In a business career spanning 70 years, Li has always shown himself a master of timing, and an investor with scant regard for sentiment of nationality. He retired in 2018, passing control of his business empire to his son, Victor Li, but remains a senior adviser. He was born in Guangdong Province and fled with his family to Hong Kong in 1940 as refugees. He was forced to leave school at 15 and famously went to work at a plastics trading company where he worked 16 hours a day, starting his own company, Cheung Kong Industries when he was 22. Cheung Kong developed into a leading real estate investment company, eventually taking over the venerable 19th-century British colonial hong, Hutchison Whampoa, as well as Hongkong Electric Holdings.

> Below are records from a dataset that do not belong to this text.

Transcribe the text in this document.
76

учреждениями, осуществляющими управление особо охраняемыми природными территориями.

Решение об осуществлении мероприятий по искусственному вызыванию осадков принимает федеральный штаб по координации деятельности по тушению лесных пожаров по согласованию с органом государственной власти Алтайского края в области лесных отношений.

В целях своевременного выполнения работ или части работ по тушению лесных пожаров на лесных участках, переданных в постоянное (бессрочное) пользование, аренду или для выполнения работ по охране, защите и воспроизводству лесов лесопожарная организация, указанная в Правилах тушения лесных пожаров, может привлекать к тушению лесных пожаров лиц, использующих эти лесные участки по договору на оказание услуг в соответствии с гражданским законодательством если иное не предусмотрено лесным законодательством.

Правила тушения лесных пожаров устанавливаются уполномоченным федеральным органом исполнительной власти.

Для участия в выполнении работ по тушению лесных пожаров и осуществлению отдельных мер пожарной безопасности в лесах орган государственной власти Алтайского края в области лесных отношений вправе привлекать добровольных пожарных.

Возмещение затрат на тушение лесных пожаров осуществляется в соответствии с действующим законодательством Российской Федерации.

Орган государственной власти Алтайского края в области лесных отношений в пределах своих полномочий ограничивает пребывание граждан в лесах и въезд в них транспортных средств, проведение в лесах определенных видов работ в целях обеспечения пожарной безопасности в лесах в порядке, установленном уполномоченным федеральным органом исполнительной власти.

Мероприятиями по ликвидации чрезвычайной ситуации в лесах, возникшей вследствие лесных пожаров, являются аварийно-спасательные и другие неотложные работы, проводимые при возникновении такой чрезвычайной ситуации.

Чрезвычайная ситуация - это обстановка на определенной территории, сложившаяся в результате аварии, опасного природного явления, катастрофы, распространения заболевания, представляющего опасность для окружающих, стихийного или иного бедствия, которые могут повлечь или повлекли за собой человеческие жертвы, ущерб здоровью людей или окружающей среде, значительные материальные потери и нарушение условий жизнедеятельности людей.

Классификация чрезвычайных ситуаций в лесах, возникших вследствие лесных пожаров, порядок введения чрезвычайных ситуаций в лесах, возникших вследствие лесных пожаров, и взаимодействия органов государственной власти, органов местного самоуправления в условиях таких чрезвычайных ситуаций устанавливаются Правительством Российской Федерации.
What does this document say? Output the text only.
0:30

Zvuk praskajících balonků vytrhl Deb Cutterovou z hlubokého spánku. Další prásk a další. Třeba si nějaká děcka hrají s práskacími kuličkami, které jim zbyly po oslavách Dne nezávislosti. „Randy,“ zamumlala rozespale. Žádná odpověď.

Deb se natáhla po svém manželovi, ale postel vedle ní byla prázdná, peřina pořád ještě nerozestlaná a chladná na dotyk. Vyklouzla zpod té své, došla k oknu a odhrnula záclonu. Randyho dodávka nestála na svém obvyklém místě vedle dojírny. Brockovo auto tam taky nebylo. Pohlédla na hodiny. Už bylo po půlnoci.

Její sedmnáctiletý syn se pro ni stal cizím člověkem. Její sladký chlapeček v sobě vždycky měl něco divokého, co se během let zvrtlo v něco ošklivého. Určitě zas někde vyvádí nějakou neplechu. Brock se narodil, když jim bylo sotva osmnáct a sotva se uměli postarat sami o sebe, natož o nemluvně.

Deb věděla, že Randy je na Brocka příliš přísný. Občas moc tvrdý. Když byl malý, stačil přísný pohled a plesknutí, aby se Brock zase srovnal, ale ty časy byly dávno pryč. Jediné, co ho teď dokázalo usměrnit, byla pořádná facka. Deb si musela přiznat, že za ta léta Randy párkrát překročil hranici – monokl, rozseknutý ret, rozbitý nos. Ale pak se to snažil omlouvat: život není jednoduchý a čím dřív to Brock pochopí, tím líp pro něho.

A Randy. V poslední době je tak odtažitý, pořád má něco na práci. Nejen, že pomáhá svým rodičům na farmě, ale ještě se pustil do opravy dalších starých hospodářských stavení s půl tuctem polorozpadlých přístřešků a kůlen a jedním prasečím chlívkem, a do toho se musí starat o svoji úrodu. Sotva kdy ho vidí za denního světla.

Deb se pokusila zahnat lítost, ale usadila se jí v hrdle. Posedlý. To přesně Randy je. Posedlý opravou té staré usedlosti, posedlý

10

Regarded as a rapacious capitalist, Li is not much liked in Beijing for this reason. He used cash from his Hong Kong property interests to build a global empire. Instead of seeing Trump’s moves on the Panama Canal as a threat, he saw it as an opportunity to get out of ports generally. Although they historically have offered quite attractive and stable earnings, Trump has complained about the costs of US shipping through Panama, and now the impact of new tariffs could be an added burden on profits.
BlackRock proved eager to ingratiate itself with Trump as well as to expand its direct ownership of assets while its main business was the management of others’ assets. It has about US$12 trillion under management. BlackRock boss Larry Fink is a registered Democrat, but his eagerness to please Trump reflects more general attitudes on Wall Street and in Silicon Valley.
Prior to Trump’s election, BlackRock had been an eager advocate of climate and diversity goals that are now dubbed “woke,” but Fink appears to have abandoned such ideals in the face of Trumpism. The internationalist outlook of the major Wall Street firms in general is now under question as they abandon globalism to become agents of MAGA nationalism, however destructive this could prove of their long-term global interests.
The HK firm is laughing all the way to the bank having got the best of that country bumpkin Uncle Sam. Expect a decline in efficiency and service now that Blackrock has taken over. What do they know about managing ports?